No entanto, os níveis de produção e vendas de livros de jornalismo investigativo têm se mantido ao longo dos anos, disse Calderón. Isso se deve, em parte, ao fato de que nos últimos 20 anos este tipo de livro conseguiu construir um público permanente, acrescentou.
"Há uma quantidade mais ou menos fixa desse tipo de livros que são publicados a cada ano, alguns com mais sorte, outros com menos", disse Calderón. "Acredito que vão continuar. Não vão ter crescimento, mas não é que esse tipo de livro vai acabar no curto ou médio prazo."
Ureste concorda que no México existe um nicho de pessoas que consomem jornalismo investigativo, mas não é uma audiência massiva como a de outros tipos de livros de não ficção, disse ele.

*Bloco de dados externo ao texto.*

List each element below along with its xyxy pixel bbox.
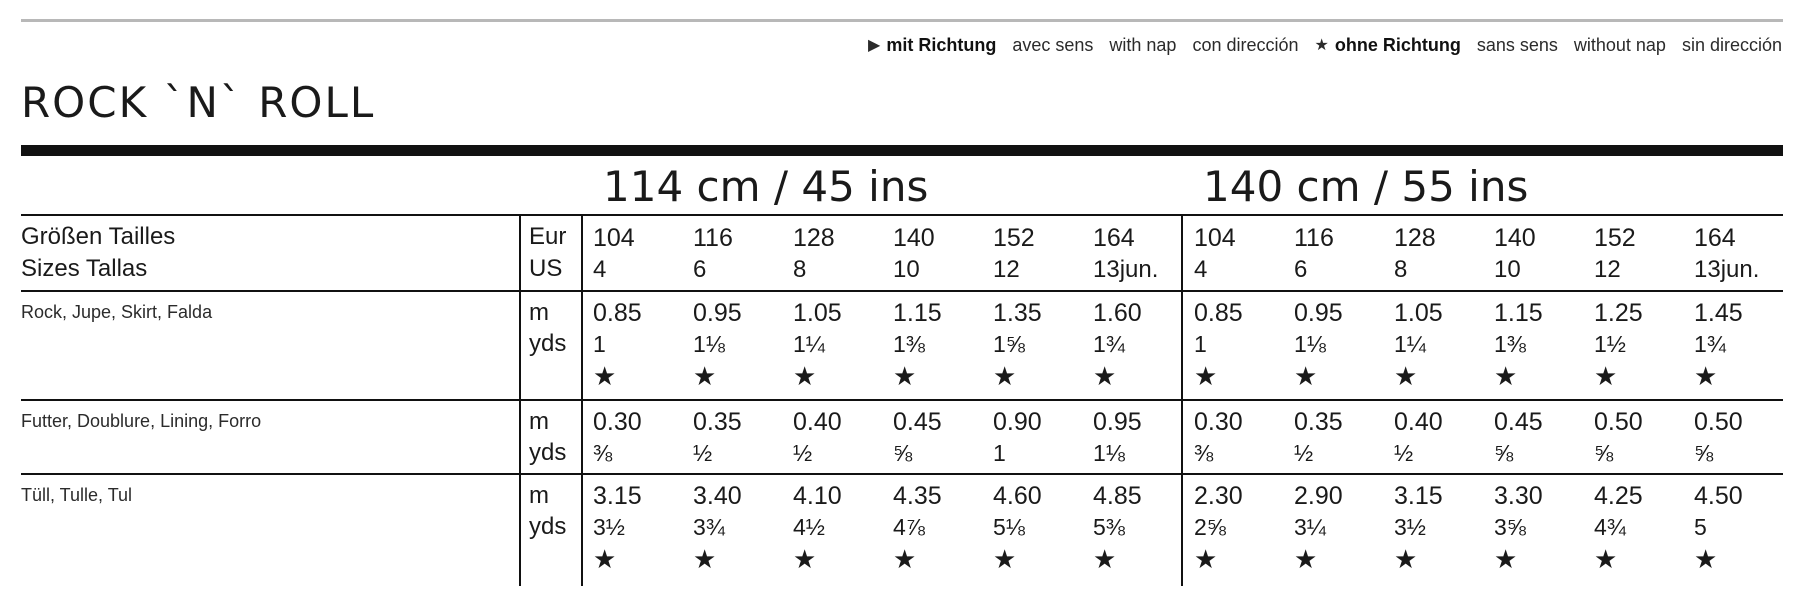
yards-value: 1½ (1594, 331, 1626, 357)
yards-value: 3¾ (693, 514, 725, 540)
meters-value: 4.50 (1694, 482, 1743, 510)
triangle-right-icon: ▶ (868, 37, 881, 54)
star-icon: ★ (1294, 544, 1318, 574)
size-eur: 104 (1194, 224, 1236, 252)
size-eur: 128 (793, 224, 835, 252)
column-rule-label (519, 214, 521, 586)
meters-value: 0.40 (793, 408, 842, 436)
meters-value: 0.30 (593, 408, 642, 436)
meters-value: 0.30 (1194, 408, 1243, 436)
sizes-label-line2: Sizes Tallas (21, 255, 148, 282)
meters-value: 0.35 (1294, 408, 1343, 436)
size-us: 10 (1494, 256, 1521, 283)
star-icon: ★ (593, 361, 617, 391)
top-rule (21, 19, 1783, 22)
meters-value: 0.95 (693, 299, 742, 327)
column-rule-width (1181, 214, 1183, 586)
star-icon: ★ (993, 544, 1017, 574)
yards-value: 1¼ (793, 331, 825, 357)
size-eur: 152 (1594, 224, 1636, 252)
legend-non-directional-en: without nap (1573, 34, 1666, 55)
meters-value: 0.45 (893, 408, 942, 436)
yards-value: 1¾ (1694, 331, 1726, 357)
yards-value: 1¼ (1394, 331, 1426, 357)
star-icon: ★ (793, 544, 817, 574)
row-label: Rock, Jupe, Skirt, Falda (21, 302, 213, 322)
legend-directional (868, 35, 996, 56)
size-unit-eur: Eur (529, 223, 567, 250)
star-icon: ★ (893, 361, 917, 391)
yards-value: ½ (1394, 440, 1414, 466)
size-unit-us: US (529, 255, 563, 282)
meters-value: 0.85 (1194, 299, 1243, 327)
yards-value: 1 (993, 440, 1006, 466)
size-us: 13jun. (1093, 256, 1159, 283)
column-rule-unit (581, 214, 583, 586)
star-icon: ★ (1294, 361, 1318, 391)
meters-value: 0.90 (993, 408, 1042, 436)
star-icon: ★ (693, 361, 717, 391)
star-icon: ★ (593, 544, 617, 574)
size-us: 4 (593, 256, 607, 283)
meters-value: 3.15 (593, 482, 642, 510)
meters-value: 0.50 (1694, 408, 1743, 436)
meters-value: 2.30 (1194, 482, 1243, 510)
yards-value: ⅝ (1494, 440, 1514, 466)
width-heading-114: 114 cm / 45 ins (603, 162, 929, 211)
legend-directional-es: con dirección (1192, 34, 1299, 55)
yards-value: ⅝ (1694, 440, 1714, 466)
row-rule (21, 473, 1783, 475)
meters-value: 0.85 (593, 299, 642, 327)
star-icon: ★ (1694, 361, 1718, 391)
meters-value: 3.40 (693, 482, 742, 510)
meters-value: 3.15 (1394, 482, 1443, 510)
star-icon: ★ (1093, 544, 1117, 574)
title-rule (21, 145, 1783, 156)
yards-value: 4¾ (1594, 514, 1626, 540)
meters-value: 3.30 (1494, 482, 1543, 510)
meters-value: 4.10 (793, 482, 842, 510)
size-us: 8 (1394, 256, 1408, 283)
legend-directional-fr: avec sens (1012, 34, 1094, 55)
size-us: 13jun. (1694, 256, 1760, 283)
yards-value: 1¾ (1093, 331, 1125, 357)
row-rule (21, 399, 1783, 401)
yards-value: 4⅞ (893, 514, 925, 540)
yards-value: ⅝ (893, 440, 913, 466)
yards-value: 5⅛ (993, 514, 1025, 540)
star-icon: ★ (1694, 544, 1718, 574)
row-label: Tüll, Tulle, Tul (21, 485, 133, 505)
meters-value: 0.50 (1594, 408, 1643, 436)
star-icon: ★ (693, 544, 717, 574)
unit-yds: yds (529, 439, 567, 466)
size-us: 12 (993, 256, 1020, 283)
star-icon: ★ (1594, 544, 1618, 574)
size-eur: 116 (693, 224, 733, 252)
row-rule (21, 290, 1783, 292)
star-icon: ★ (1494, 544, 1518, 574)
unit-m: m (529, 408, 549, 435)
size-eur: 116 (1294, 224, 1334, 252)
unit-m: m (529, 482, 549, 509)
star-icon: ★ (993, 361, 1017, 391)
meters-value: 1.25 (1594, 299, 1643, 327)
sizes-label-line1: Größen Tailles (21, 223, 176, 250)
yards-value: ⅜ (1194, 440, 1214, 466)
yards-value: 3⅝ (1494, 514, 1526, 540)
yards-value: 1 (593, 331, 606, 357)
yards-value: 1⅛ (1294, 331, 1326, 357)
star-icon: ★ (1394, 544, 1418, 574)
meters-value: 1.15 (893, 299, 942, 327)
yards-value: 1⅜ (1494, 331, 1526, 357)
yards-value: ½ (693, 440, 713, 466)
yards-value: 1⅛ (693, 331, 725, 357)
meters-value: 4.25 (1594, 482, 1643, 510)
unit-yds: yds (529, 513, 567, 540)
star-icon: ★ (1494, 361, 1518, 391)
yards-value: 1⅝ (993, 331, 1025, 357)
yards-value: ½ (1294, 440, 1314, 466)
meters-value: 0.95 (1294, 299, 1343, 327)
star-icon: ★ (1394, 361, 1418, 391)
yards-value: ⅜ (593, 440, 613, 466)
yards-value: 4½ (793, 514, 825, 540)
yards-value: 1⅜ (893, 331, 925, 357)
size-eur: 164 (1093, 224, 1135, 252)
meters-value: 1.15 (1494, 299, 1543, 327)
yards-value: 5⅜ (1093, 514, 1125, 540)
size-us: 12 (1594, 256, 1621, 283)
meters-value: 0.40 (1394, 408, 1443, 436)
star-icon: ★ (1093, 361, 1117, 391)
row-label: Futter, Doublure, Lining, Forro (21, 411, 262, 431)
meters-value: 1.05 (1394, 299, 1443, 327)
header-rule (21, 214, 1783, 216)
meters-value: 2.90 (1294, 482, 1343, 510)
legend-non-directional-es: sin dirección (1681, 34, 1782, 55)
star-icon: ★ (1194, 361, 1218, 391)
size-us: 6 (693, 256, 707, 283)
size-us: 8 (793, 256, 807, 283)
meters-value: 0.45 (1494, 408, 1543, 436)
star-icon: ★ (793, 361, 817, 391)
legend-non-directional-de: ohne Richtung (1334, 34, 1461, 55)
meters-value: 1.60 (1093, 299, 1142, 327)
star-icon: ★ (1594, 361, 1618, 391)
yards-value: 5 (1694, 514, 1707, 540)
size-eur: 140 (1494, 224, 1536, 252)
meters-value: 0.95 (1093, 408, 1142, 436)
width-heading-140: 140 cm / 55 ins (1203, 162, 1529, 211)
size-eur: 164 (1694, 224, 1736, 252)
star-icon: ★ (1314, 37, 1329, 54)
meters-value: 4.85 (1093, 482, 1142, 510)
yards-value: 1 (1194, 331, 1207, 357)
yards-value: 1⅛ (1093, 440, 1125, 466)
yards-value: 3½ (1394, 514, 1426, 540)
star-icon: ★ (1194, 544, 1218, 574)
legend-non-directional-fr: sans sens (1476, 34, 1558, 55)
yards-value: ½ (793, 440, 813, 466)
legend-directional-de: mit Richtung (886, 34, 997, 55)
star-icon: ★ (893, 544, 917, 574)
legend-non-directional (1315, 35, 1461, 56)
size-us: 10 (893, 256, 920, 283)
size-eur: 128 (1394, 224, 1436, 252)
size-us: 6 (1294, 256, 1308, 283)
unit-yds: yds (529, 330, 567, 357)
page-title: ROCK `N` ROLL (21, 78, 376, 127)
meters-value: 1.45 (1694, 299, 1743, 327)
meters-value: 4.60 (993, 482, 1042, 510)
yards-value: 3¼ (1294, 514, 1326, 540)
size-us: 4 (1194, 256, 1208, 283)
meters-value: 1.35 (993, 299, 1042, 327)
unit-m: m (529, 299, 549, 326)
meters-value: 0.35 (693, 408, 742, 436)
size-eur: 140 (893, 224, 935, 252)
size-eur: 104 (593, 224, 635, 252)
nap-legend (868, 33, 1782, 57)
meters-value: 4.35 (893, 482, 942, 510)
yards-value: 3½ (593, 514, 625, 540)
yards-value: ⅝ (1594, 440, 1614, 466)
meters-value: 1.05 (793, 299, 842, 327)
legend-directional-en: with nap (1109, 34, 1177, 55)
size-eur: 152 (993, 224, 1035, 252)
yards-value: 2⅝ (1194, 514, 1226, 540)
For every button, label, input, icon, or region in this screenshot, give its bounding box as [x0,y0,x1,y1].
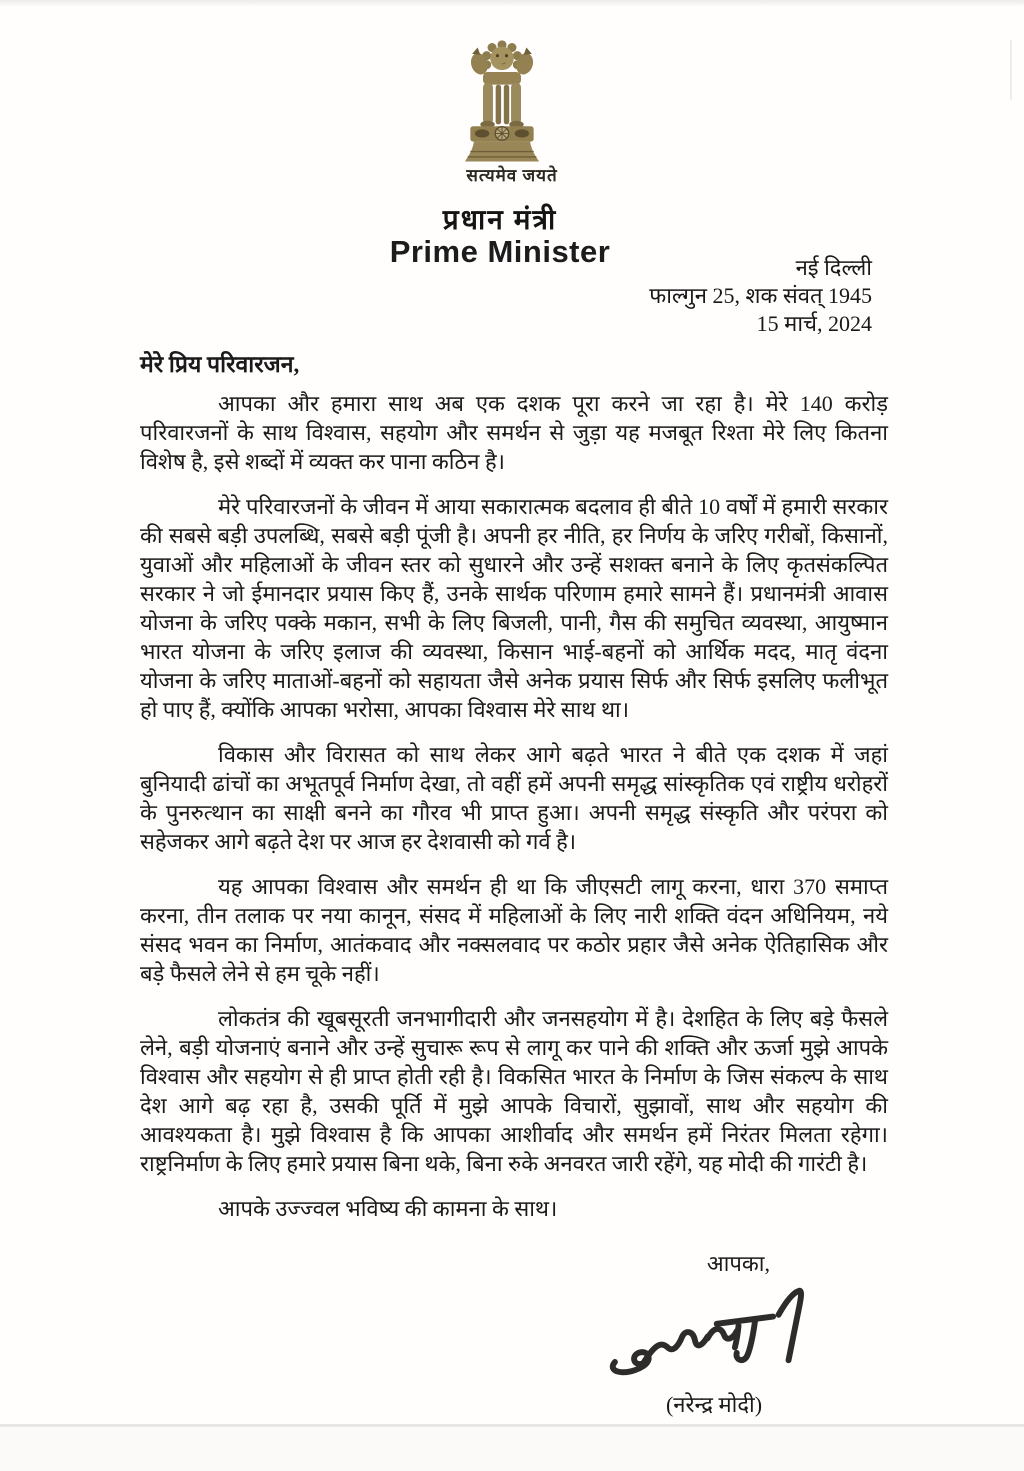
dateline [649,254,872,338]
signature-block [588,1282,840,1419]
paragraph-2: मेरे परिवारजनों के जीवन में आया सकारात्मक बदलाव ही बीते 10 वर्षों में हमारी सरकार की सबसे बड़ी उपलब्धि, सबसे बड़ी पूंजी है। अपनी हर नीति, हर निर्णय के जरिए गरीबों, किसानों, युवाओं और महिलाओं के जीवन स्तर को सुधारने और उन्हें सशक्त बनाने के लिए कृतसंकल्पित सरकार ने जो ईमानदार प्रयास किए हैं, उनके सार्थक परिणाम हमारे सामने हैं। प्रधानमंत्री आवास योजना के जरिए पक्के मकान, सभी के लिए बिजली, पानी, गैस की समुचित व्यवस्था, आयुष्मान भारत योजना के जरिए इलाज की व्यवस्था, किसान भाई-बहनों को आर्थिक मदद, मातृ वंदना योजना के जरिए माताओं-बहनों को सहायता जैसे अनेक प्रयास सिर्फ और सिर्फ इसलिए फलीभूत हो पाए हैं, क्योंकि आपका भरोसा, आपका विश्वास मेरे साथ था। [140,494,888,722]
dateline-saka-date: फाल्गुन 25, शक संवत् 1945 [649,283,872,308]
salutation: मेरे प्रिय परिवारजन, [140,352,300,377]
paragraph-3: विकास और विरासत को साथ लेकर आगे बढ़ते भारत ने बीते एक दशक में जहां बुनियादी ढांचों का अभूतपूर्व निर्माण देखा, तो वहीं हमें अपनी समृद्ध सांस्कृतिक एवं राष्ट्रीय धरोहरों के पुनरुत्थान का साक्षी बनने का गौरव भी प्राप्त हुआ। अपनी समृद्ध संस्कृति और परंपरा को सहेजकर आगे बढ़ते देश पर आज हर देशवासी को गर्व है। [140,742,888,854]
office-title-hindi: प्रधान मंत्री [442,205,558,236]
valediction: आपका, [706,1251,770,1276]
dateline-place: नई दिल्ली [795,255,872,280]
scan-artifact-bottom-area [0,1427,1024,1471]
dateline-gregorian-date: 15 मार्च, 2024 [756,311,872,336]
letter-body [140,350,888,1419]
paragraph-1: आपका और हमारा साथ अब एक दशक पूरा करने जा रहा है। मेरे 140 करोड़ परिवारजनों के साथ विश्वास, सहयोग और समर्थन से जुड़ा यह मजबूत रिश्ता मेरे लिए कितना विशेष है, इसे शब्दों में व्यक्त कर पाना कठिन है। [140,391,888,474]
scan-shadow-top [0,0,1024,7]
signature [594,1282,834,1382]
office-title-english: Prime Minister [389,234,611,269]
scan-artifact-right [1010,40,1012,100]
paragraph-5: लोकतंत्र की खूबसूरती जनभागीदारी और जनसहयोग में है। देशहित के लिए बड़े फैसले लेने, बड़ी योजनाएं बनाने और उन्हें सुचारू रूप से लागू कर पाने की शक्ति और ऊर्जा मुझे आपके विश्वास और सहयोग से ही प्राप्त होती रही है। विकसित भारत के निर्माण के जिस संकल्प के साथ देश आगे बढ़ रहा है, उसकी पूर्ति में मुझे आपके विचारों, सुझावों, साथ और सहयोग की आवश्यकता है। मुझे विश्वास है कि आपका आशीर्वाद और समर्थन हमें निरंतर मिलता रहेगा। राष्ट्रनिर्माण के लिए हमारे प्रयास बिना थके, बिना रुके अनवरत जारी रहेंगे, यह मोदी की गारंटी है। [140,1006,888,1176]
paragraph-4: यह आपका विश्वास और समर्थन ही था कि जीएसटी लागू करना, धारा 370 समाप्त करना, तीन तलाक पर नया कानून, संसद में महिलाओं के लिए नारी शक्ति वंदन अधिनियम, नये संसद भवन का निर्माण, आतंकवाद और नक्सलवाद पर कठोर प्रहार जैसे अनेक ऐतिहासिक और बड़े फैसले लेने से हम चूके नहीं। [140,874,888,986]
closing-line: आपके उज्ज्वल भविष्य की कामना के साथ। [218,1196,558,1221]
emblem-motto: सत्यमेव जयते [466,166,558,185]
signer-name: (नरेन्द्र मोदी) [665,1392,763,1417]
state-emblem-icon [452,34,552,166]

No entanto, as editoras continuam a apostar no jornalismo investigativo pela qualidade e prestígio que estes livros trazem, acrescentou Ureste.
"Evidentemente são empresas e querem vender livros no atacado, mas também apostam em títulos que, embora saibam que não rendem tanto, lhes dão um salto de qualidade no seu catálogo editorial com o jornalismo investigativo", disse o jornalista.
Romandía e Ibarra concordaram que a publicação deste tipo de livro aproxima o jornalismo investigativo de públicos diferentes daqueles que consomem reportagens jornalísticas.
"Eles dão a possibilidade de acessar leitores que provavelmente não estão envolvidos nas notícias diárias ou não consomem mídia o tempo todo, mas gostam de ter acesso à informação, a uma história bem documentada, atraente e que tenha algo a ver com eles, com seu ambiente, com seus interesses, com suas prioridades", disse Romandía.